Given the optimal split obtained between patents in ChEMBL and SureChEMBLccs, on one side, and in SureChEMBL, on the other side, a congenericity score (CScore) was defined as the geometric mean of the three similarity distribution descriptors used in the PCA. The distribution of CScores from the molecules available in the three patent sources for the set of 750 patents is presented in
Figure 7. As can be observed, all patents in SureChEMBL (except three) have CScores below 0.4. In contrast, all patents in ChEMBL and 737 patents (98%) in SureChEMBLccs obtained CScores above 0.4. Therefore, a CScore threshold of 0.4 is recommended to assume a minimum degree of congenericity within patent molecules.
To illustrate the difference between patents containing a highly congeneric set of compounds and patents exemplified with more diverse chemical structures, two patent examples from SureChEMBLccs having CScores above and below 0.4 are included in
Figure 7. Patent US-8796310 refers to the invention of amino-pyridine-containing compounds as spleen tyrosine kinase (SYK) inhibitors. The centroid of the patent molecules in SureChEMBLccs is compound SCHEMBL14840516 and its structure matches perfectly the Markush structure of the patent claim. The extent, mode and density values of its centroid similarity distribution are 0.72, 0.87 and 0.81, respectively. The resulting CScore of 0.80 reflects that molecules exemplified in this patent do not deviate much from the Markush structure.

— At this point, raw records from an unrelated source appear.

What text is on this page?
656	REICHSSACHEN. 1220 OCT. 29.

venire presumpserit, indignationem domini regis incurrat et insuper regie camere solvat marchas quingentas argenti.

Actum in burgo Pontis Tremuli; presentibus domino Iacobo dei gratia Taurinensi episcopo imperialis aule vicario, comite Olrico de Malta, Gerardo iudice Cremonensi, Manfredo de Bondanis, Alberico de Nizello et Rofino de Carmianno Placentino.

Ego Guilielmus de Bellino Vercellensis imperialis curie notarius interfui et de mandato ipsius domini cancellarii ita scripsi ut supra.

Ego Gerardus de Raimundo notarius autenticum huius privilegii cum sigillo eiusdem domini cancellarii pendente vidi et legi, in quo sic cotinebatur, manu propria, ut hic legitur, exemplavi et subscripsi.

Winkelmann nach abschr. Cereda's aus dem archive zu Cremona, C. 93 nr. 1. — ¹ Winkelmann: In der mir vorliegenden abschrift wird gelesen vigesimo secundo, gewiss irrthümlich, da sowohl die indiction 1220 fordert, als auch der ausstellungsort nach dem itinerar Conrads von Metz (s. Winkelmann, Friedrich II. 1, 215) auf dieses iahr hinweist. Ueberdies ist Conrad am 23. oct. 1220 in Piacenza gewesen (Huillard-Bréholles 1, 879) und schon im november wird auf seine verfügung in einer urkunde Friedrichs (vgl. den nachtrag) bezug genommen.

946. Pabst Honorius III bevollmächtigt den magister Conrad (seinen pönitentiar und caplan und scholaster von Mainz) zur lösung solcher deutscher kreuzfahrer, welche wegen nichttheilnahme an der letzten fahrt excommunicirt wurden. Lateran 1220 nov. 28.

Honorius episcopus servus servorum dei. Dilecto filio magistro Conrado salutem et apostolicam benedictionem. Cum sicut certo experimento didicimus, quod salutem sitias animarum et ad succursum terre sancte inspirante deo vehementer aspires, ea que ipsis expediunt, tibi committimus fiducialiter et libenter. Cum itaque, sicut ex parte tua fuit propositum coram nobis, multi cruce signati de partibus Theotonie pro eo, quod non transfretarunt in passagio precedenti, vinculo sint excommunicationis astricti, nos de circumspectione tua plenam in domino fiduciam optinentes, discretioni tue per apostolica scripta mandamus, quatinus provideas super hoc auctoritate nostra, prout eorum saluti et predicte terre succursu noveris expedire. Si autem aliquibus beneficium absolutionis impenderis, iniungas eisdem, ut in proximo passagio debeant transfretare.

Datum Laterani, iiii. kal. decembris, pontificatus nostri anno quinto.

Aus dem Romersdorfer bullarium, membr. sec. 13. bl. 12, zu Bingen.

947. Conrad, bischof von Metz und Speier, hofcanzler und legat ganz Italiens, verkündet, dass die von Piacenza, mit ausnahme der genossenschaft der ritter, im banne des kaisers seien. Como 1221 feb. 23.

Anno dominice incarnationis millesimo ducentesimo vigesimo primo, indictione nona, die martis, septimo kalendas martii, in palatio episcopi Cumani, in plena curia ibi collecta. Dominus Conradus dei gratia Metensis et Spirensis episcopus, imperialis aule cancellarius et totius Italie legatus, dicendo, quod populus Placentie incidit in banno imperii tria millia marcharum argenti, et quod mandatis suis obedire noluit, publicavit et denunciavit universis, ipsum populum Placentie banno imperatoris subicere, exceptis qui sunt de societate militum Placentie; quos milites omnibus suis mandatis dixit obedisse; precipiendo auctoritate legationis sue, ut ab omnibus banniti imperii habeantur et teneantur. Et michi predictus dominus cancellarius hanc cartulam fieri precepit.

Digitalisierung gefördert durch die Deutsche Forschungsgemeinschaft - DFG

Conversely, patent US-9085555 has a CScore of 0.39 in SureChEMBLccs, right below the recommended CScore threshold of 0.4. The patent claims a set of compounds around a Markush structure that allows a wide diversity of ring sizes and composition, linkers and functional groups. The centroid of the filtered patent molecules in SureChEMBLccs is compound SCHEML12480885 and the similarity distribution constructed around it returned extent, mode and density values of 0.25, 0.43 and 0.56, respectively. Based on these results, CScore values offer a good simple metric to assess the congenericity of claimed compounds in patent applications.

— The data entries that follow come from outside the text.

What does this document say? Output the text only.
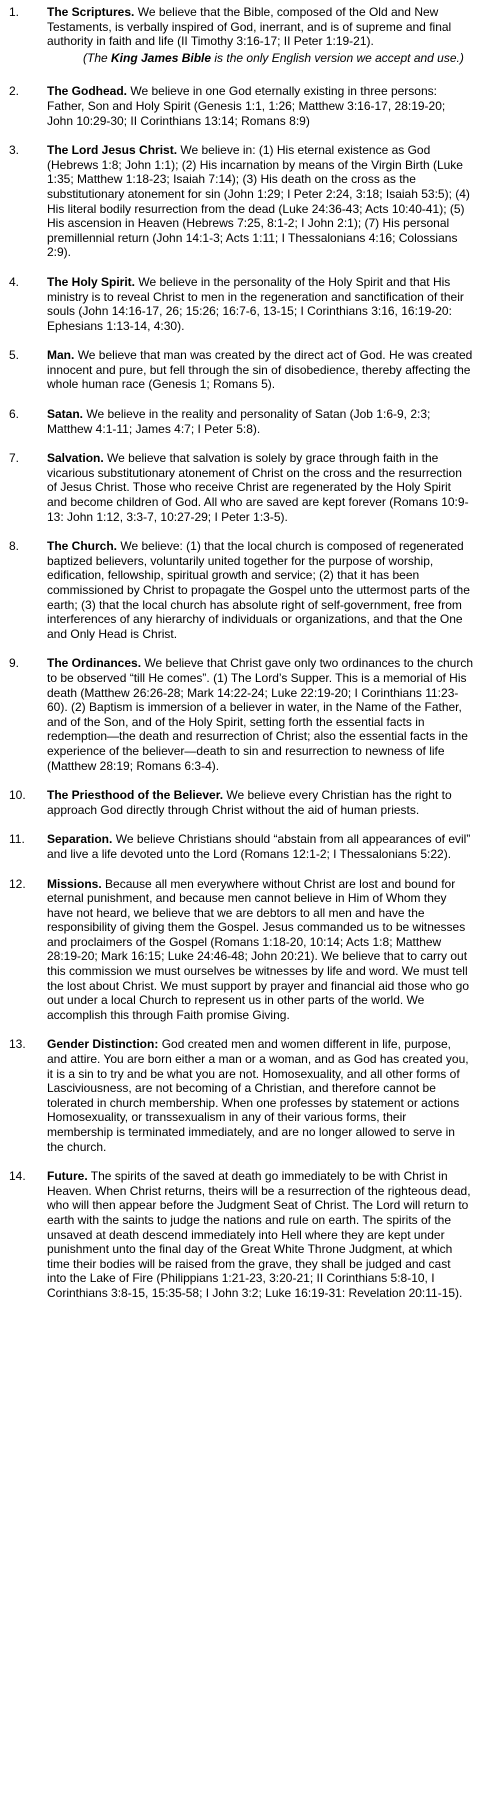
1.	The Scriptures. We believe that the Bible, composed of the Old and New Testaments, is verbally inspired of God, inerrant, and is of supreme and final authority in faith and life (II Timothy 3:16-17; II Peter 1:19-21).
(The King James Bible is the only English version we accept and use.)
2.	The Godhead. We believe in one God eternally existing in three persons: Father, Son and Holy Spirit (Genesis 1:1, 1:26; Matthew 3:16-17, 28:19-20; John 10:29-30; II Corinthians 13:14; Romans 8:9)
3.	The Lord Jesus Christ. We believe in: (1) His eternal existence as God (Hebrews 1:8; John 1:1); (2) His incarnation by means of the Virgin Birth (Luke 1:35; Matthew 1:18-23; Isaiah 7:14); (3) His death on the cross as the substitutionary atonement for sin (John 1:29; I Peter 2:24, 3:18; Isaiah 53:5); (4) His literal bodily resurrection from the dead (Luke 24:36-43; Acts 10:40-41); (5) His ascension in Heaven (Hebrews 7:25, 8:1-2; I John 2:1); (7) His personal premillennial return (John 14:1-3; Acts 1:11; I Thessalonians 4:16; Colossians 2:9).
4.	The Holy Spirit. We believe in the personality of the Holy Spirit and that His ministry is to reveal Christ to men in the regeneration and sanctification of their souls (John 14:16-17, 26; 15:26; 16:7-6, 13-15; I Corinthians 3:16, 16:19-20: Ephesians 1:13-14, 4:30).
5.	Man. We believe that man was created by the direct act of God. He was created innocent and pure, but fell through the sin of disobedience, thereby affecting the whole human race (Genesis 1; Romans 5).
6.	Satan. We believe in the reality and personality of Satan (Job 1:6-9, 2:3; Matthew 4:1-11; James 4:7; I Peter 5:8).
7.	Salvation. We believe that salvation is solely by grace through faith in the vicarious substitutionary atonement of Christ on the cross and the resurrection of Jesus Christ. Those who receive Christ are regenerated by the Holy Spirit and become children of God. All who are saved are kept forever (Romans 10:9-13: John 1:12, 3:3-7, 10:27-29; I Peter 1:3-5).
8.	The Church. We believe: (1) that the local church is composed of regenerated baptized believers, voluntarily united together for the purpose of worship, edification, fellowship, spiritual growth and service; (2) that it has been commissioned by Christ to propagate the Gospel unto the uttermost parts of the earth; (3) that the local church has absolute right of self-government, free from interferences of any hierarchy of individuals or organizations, and that the One and Only Head is Christ.
9.	The Ordinances. We believe that Christ gave only two ordinances to the church to be observed “till He comes”. (1) The Lord’s Supper. This is a memorial of His death (Matthew 26:26-28; Mark 14:22-24; Luke 22:19-20; I Corinthians 11:23-60). (2) Baptism is immersion of a believer in water, in the Name of the Father, and of the Son, and of the Holy Spirit, setting forth the essential facts in redemption—the death and resurrection of Christ; also the essential facts in the experience of the believer—death to sin and resurrection to newness of life (Matthew 28:19; Romans 6:3-4).
10.	The Priesthood of the Believer. We believe every Christian has the right to approach God directly through Christ without the aid of human priests.
11.	Separation. We believe Christians should “abstain from all appearances of evil” and live a life devoted unto the Lord (Romans 12:1-2; I Thessalonians 5:22).
12.	Missions. Because all men everywhere without Christ are lost and bound for eternal punishment, and because men cannot believe in Him of Whom they have not heard, we believe that we are debtors to all men and have the responsibility of giving them the Gospel. Jesus commanded us to be witnesses and proclaimers of the Gospel (Romans 1:18-20, 10:14; Acts 1:8; Matthew 28:19-20; Mark 16:15; Luke 24:46-48; John 20:21). We believe that to carry out this commission we must ourselves be witnesses by life and word. We must tell the lost about Christ. We must support by prayer and financial aid those who go out under a local Church to represent us in other parts of the world. We accomplish this through Faith promise Giving.
13.	Gender Distinction: God created men and women different in life, purpose, and attire. You are born either a man or a woman, and as God has created you, it is a sin to try and be what you are not. Homosexuality, and all other forms of Lasciviousness, are not becoming of a Christian, and therefore cannot be tolerated in church membership. When one professes by statement or actions Homosexuality, or transsexualism in any of their various forms, their membership is terminated immediately, and are no longer allowed to serve in the church.
14.	Future. The spirits of the saved at death go immediately to be with Christ in Heaven. When Christ returns, theirs will be a resurrection of the righteous dead, who will then appear before the Judgment Seat of Christ. The Lord will return to earth with the saints to judge the nations and rule on earth. The spirits of the unsaved at death descend immediately into Hell where they are kept under punishment unto the final day of the Great White Throne Judgment, at which time their bodies will be raised from the grave, they shall be judged and cast into the Lake of Fire (Philippians 1:21-23, 3:20-21; II Corinthians 5:8-10, I Corinthians 3:8-15, 15:35-58; I John 3:2; Luke 16:19-31: Revelation 20:11-15).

Finally, it ought to be stressed that, very much in agreement with the results presented above (
Figure 1,
Figure 2 and
Figure 3), a strong correlation (r
2 = +0.93) was found between the CScores calculated from the extent, mode and density values obtained from centroid similarity distributions and all pairwise similarity distributions. Therefore, even though this work focused on the use of centroid similarity distributions to perform a congenericity analysis of molecular sets (
Figure 4,
Figure 5,
Figure 6 and
Figure 7), comparable results would be obtained by using all pairwise similarity distributions instead.